If you've setup a .procmailrc file already, something like the following rule will move all email tagged as spam into a file called spam. If not, you may want to have a look at the FAQ on Filtering Email. It is best to start by saving and checking emails tagged as spam as there may be false positives; some mailing list emails, for instance, can score surprisingly high on spam checklists.
:0
* ^X-CSE-Spam-Flag.*YES
spam
If you want to count the spam hits instead, the following rule will consider spam any email with 5 or more hits (5 is the Spamassassin default):
:0
* ^X-CSE-Spam-Level.*\*\*\*\*\*
spam
You can, of course, get a lot fancier than this. For instance, any email with 10 or more hits is almost guaranteed to be spam, so if you're daring you could try the following 2 rules:
:0
* ^X-CSE-Spam-Level.*\*\*\*\*\*\*\*\*\*\*
/dev/null
:0
* ^X-CSE-Spam-Level.*\*\*\*\*\*
spam
This destroys emails with 10 or more hits, while those with 5-9 hits are saved to the spam file for further checking. The order is important!

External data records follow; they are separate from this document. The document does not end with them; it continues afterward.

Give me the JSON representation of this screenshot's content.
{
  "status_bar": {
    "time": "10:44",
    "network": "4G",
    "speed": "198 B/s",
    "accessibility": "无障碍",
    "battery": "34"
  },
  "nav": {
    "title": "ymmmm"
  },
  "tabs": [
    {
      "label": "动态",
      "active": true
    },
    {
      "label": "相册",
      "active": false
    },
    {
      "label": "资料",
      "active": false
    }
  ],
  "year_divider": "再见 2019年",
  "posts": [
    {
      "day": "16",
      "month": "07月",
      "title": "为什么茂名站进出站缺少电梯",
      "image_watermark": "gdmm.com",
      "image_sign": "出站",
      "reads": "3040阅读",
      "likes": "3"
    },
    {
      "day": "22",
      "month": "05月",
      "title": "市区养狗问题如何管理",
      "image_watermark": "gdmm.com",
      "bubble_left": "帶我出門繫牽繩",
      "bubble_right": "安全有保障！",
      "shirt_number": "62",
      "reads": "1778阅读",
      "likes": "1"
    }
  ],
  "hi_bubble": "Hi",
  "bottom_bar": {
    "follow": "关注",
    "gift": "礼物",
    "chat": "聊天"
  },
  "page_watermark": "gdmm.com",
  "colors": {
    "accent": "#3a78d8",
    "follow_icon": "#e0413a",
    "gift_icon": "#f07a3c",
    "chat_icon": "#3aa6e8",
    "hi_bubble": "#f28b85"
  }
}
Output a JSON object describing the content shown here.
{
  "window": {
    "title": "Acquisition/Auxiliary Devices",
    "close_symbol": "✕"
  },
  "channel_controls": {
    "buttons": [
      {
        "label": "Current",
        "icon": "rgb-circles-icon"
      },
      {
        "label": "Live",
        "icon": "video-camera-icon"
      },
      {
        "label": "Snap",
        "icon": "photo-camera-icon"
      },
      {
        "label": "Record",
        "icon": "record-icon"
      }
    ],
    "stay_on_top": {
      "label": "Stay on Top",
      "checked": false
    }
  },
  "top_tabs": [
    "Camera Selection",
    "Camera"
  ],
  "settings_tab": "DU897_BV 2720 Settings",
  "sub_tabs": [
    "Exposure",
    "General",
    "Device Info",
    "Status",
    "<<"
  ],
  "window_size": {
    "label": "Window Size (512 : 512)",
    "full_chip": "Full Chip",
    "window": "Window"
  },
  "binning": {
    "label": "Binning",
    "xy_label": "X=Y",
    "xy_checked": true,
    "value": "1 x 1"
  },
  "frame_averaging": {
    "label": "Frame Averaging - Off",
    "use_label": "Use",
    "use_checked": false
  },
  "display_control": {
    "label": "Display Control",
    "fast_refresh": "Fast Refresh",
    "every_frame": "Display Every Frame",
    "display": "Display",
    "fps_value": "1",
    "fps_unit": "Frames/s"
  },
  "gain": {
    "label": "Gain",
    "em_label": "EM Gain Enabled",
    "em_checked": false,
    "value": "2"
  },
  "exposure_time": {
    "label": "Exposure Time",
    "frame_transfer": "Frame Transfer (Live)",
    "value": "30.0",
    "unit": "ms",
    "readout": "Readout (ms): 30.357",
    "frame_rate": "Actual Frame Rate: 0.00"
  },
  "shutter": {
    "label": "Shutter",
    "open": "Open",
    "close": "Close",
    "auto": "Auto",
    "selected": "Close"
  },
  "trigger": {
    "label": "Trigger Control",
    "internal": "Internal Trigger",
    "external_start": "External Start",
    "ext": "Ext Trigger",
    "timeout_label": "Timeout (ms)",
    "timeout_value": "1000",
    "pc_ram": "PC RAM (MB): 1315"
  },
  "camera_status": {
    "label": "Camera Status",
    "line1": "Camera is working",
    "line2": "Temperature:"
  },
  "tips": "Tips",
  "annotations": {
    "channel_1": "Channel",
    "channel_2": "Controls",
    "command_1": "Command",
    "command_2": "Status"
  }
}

The SpamAssassin website has some more tips on using procmail.
Spam to mailing lists
Occasionally a CSE mailing list is targeted by spamsters. In order to avoid the duplication of effort of making everybody on the list setup the above rules, CSG has an mlalias pageboy that will do it for them. If you are the owner of a mailing list that is receiving spam, you can use this pageboy. If you don't own the list, ask SS to do it for you. The following example assumes Fred Bloggs owns a list called fbloggs.list:
mlalias fbloggs.list -f moderated -M fbloggs.list@spamassassin.program
mlalias -C fbloggs.list.spam -a fbloggs
The first command makes the list moderated by the pageboy so every email received by the list (that isn't from an authorised poster) is checked for an X-Spam-Flag: YES header ie. it has been tagged as spam. The second step creates a place for tagged emails to go for further checking. In this case Fred is sending these emails to himself, and he can then setup a procmail rule as above to filter these emails to an appropriate file.